Despite a mountain of challenges, the Hangberg Peace and Mediation Forum (PMF) that was formed as a result of court order, was finally able to sign an agreement with various stakeholders that would see housing as well as other basic services being delivered to residents in the Hout Bay community. The signing of the Hangberg Peace and Mediation Accord was a historic occasion, marking exactly a year that the community and law enforcement officers clashed violently when the City of Cape Town demolished wooden houses situated above the firebreak.
To avoid a lengthy court battle, the Western Cape High Court ordered that mediation take place, and should an agreement be reached the court case would collapse. “The agreement essentially resolves the immediate crisis. It removes the threat of the court taking action to have people evicted from the mountain This is a peaceful process where people move from the mountain but back into the community,” said Brian Williams, the facilitator of the PMF.

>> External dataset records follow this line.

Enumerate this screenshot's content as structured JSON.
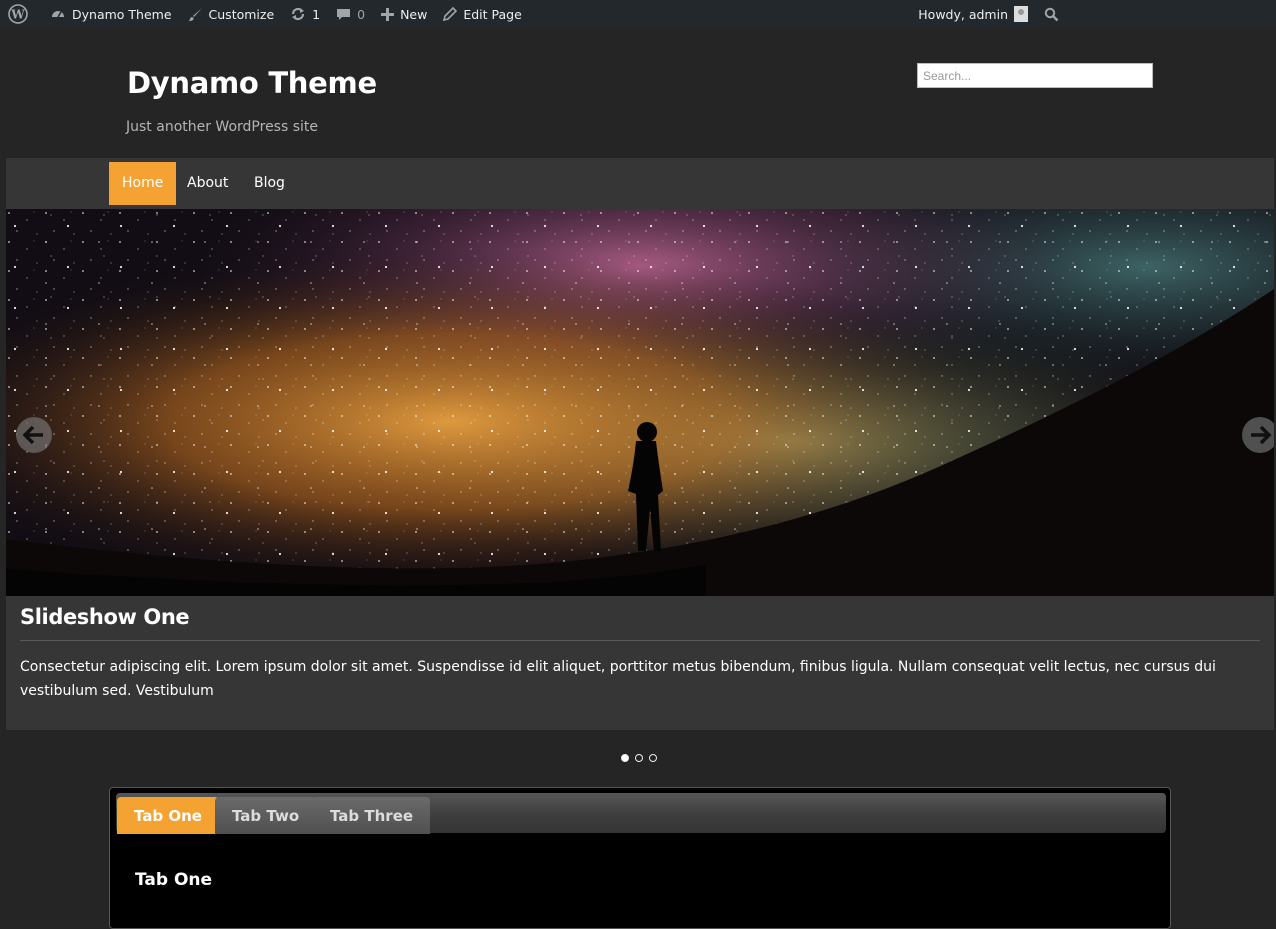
{
  "adminbar": {
    "site_name": "Dynamo Theme",
    "customize": "Customize",
    "updates_count": "1",
    "comments_count": "0",
    "new_label": "New",
    "edit_label": "Edit Page",
    "howdy": "Howdy, admin"
  },
  "header": {
    "title": "Dynamo Theme",
    "tagline": "Just another WordPress site",
    "search_placeholder": "Search..."
  },
  "nav": {
    "items": [
      {
        "label": "Home",
        "active": true
      },
      {
        "label": "About",
        "active": false
      },
      {
        "label": "Blog",
        "active": false
      }
    ]
  },
  "slider": {
    "caption_title": "Slideshow One",
    "caption_text": "Consectetur adipiscing elit. Lorem ipsum dolor sit amet. Suspendisse id elit aliquet, porttitor metus bibendum, finibus ligula. Nullam consequat velit lectus, nec cursus dui vestibulum sed. Vestibulum",
    "slide_count": 3,
    "current_slide": 1
  },
  "tabs": {
    "items": [
      {
        "label": "Tab One",
        "active": true
      },
      {
        "label": "Tab Two",
        "active": false
      },
      {
        "label": "Tab Three",
        "active": false
      }
    ],
    "panel_title": "Tab One"
  },
  "colors": {
    "accent": "#f4a232",
    "background": "#252525",
    "adminbar": "#23282d",
    "nav": "#363636"
  }
}
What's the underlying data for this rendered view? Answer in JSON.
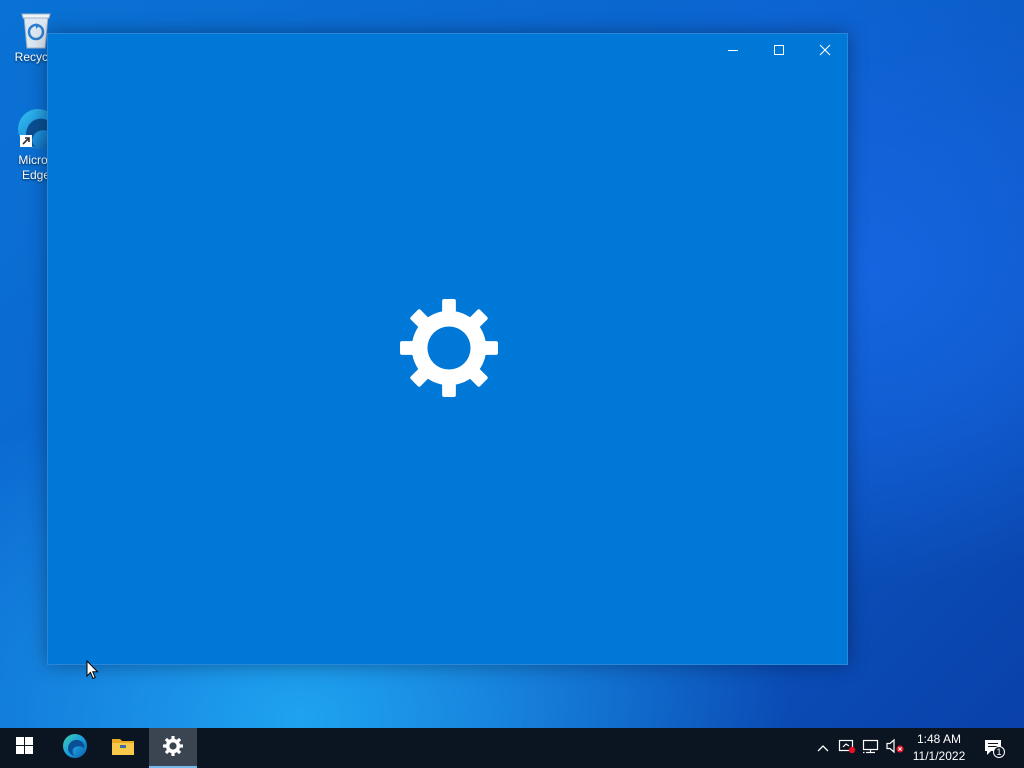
{
  "desktop": {
    "icons": [
      {
        "label": "Recycle",
        "icon": "recycle-bin-icon"
      },
      {
        "label": "Micros Edge",
        "icon": "edge-icon"
      }
    ]
  },
  "window": {
    "title": "",
    "splash_icon": "gear-icon",
    "background": "#0078d7",
    "controls": [
      "minimize-icon",
      "maximize-icon",
      "close-icon"
    ]
  },
  "taskbar": {
    "apps": [
      {
        "name": "start",
        "icon": "windows-logo-icon"
      },
      {
        "name": "edge",
        "icon": "edge-icon"
      },
      {
        "name": "file-explorer",
        "icon": "folder-icon"
      },
      {
        "name": "settings",
        "icon": "gear-icon",
        "active": true
      }
    ],
    "tray": {
      "icons": [
        "chevron-up-icon",
        "security-icon",
        "network-icon",
        "volume-muted-icon"
      ],
      "time": "1:48 AM",
      "date": "11/1/2022",
      "notifications": "1"
    },
    "accent": "#76b9ed"
  }
}
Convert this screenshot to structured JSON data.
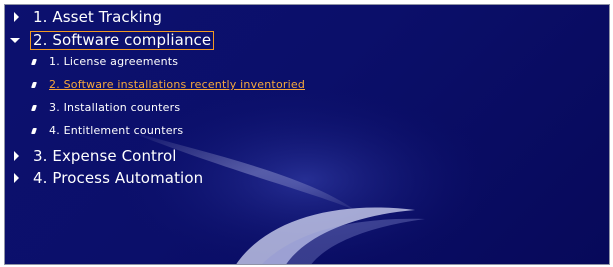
{
  "menu": {
    "items": [
      {
        "label": "1. Asset Tracking"
      },
      {
        "label": "2. Software compliance",
        "children": [
          {
            "label": "1. License agreements"
          },
          {
            "label": "2. Software installations recently inventoried"
          },
          {
            "label": "3. Installation counters"
          },
          {
            "label": "4. Entitlement counters"
          }
        ]
      },
      {
        "label": "3. Expense Control"
      },
      {
        "label": "4. Process Automation"
      }
    ]
  },
  "colors": {
    "background": "#0b0f6a",
    "highlight_border": "#f29a22",
    "active_link": "#f6a83c",
    "text": "#ffffff"
  },
  "icons": {
    "collapsed": "triangle-right-icon",
    "expanded": "triangle-down-icon",
    "sub_item": "bullet-icon"
  }
}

“In the agreement you have plans that can be developed and designed for every single sphere of community life. The biggest challenge is certain individuals and elements in the community that seek to distort the facts and reality and have a different agenda to the rebuilding of the community. They have an agenda which is linked to the advancing of certain political ambitions of individuals rather than looking at the broader interest of how to serve the needs and interest of the community,” said Williams.
This agreement will see those who live above the firebreak come down below the firebreak and then back into the Hangberg community below the sloot, said Cape Town Mayor Patricia de Lille. “In so doing, they will ensure their safety and the safety of their community, especially against fires and floods,” she said. Western Cape Premier Helen Zille, who acknowledged that she was originially seen as the “villain” in the saga, said the violent events that unfolded on 21 and 22 September 2010 would stay with her forever.
“Exactly a year ago is a day that will stay with me for the rest of my life and I think for the rest of everybody’s life. It was a day of tragedy and a day of conflict for the City and those associated with it. It was a tragedy in more ways than one because what was supposed to have been a model project and completed a long while ago became the focus of polarisation and ultimately violent conflict and injury.”
South African National Park (SANParks) representative, Paul Daphne reaffirmed its commitment to development in the community. “We have committed to a schedule of activities as our continued responsibility to ensure that the Hangberg community benefits significantly from our existing employment, social development and education programmes.”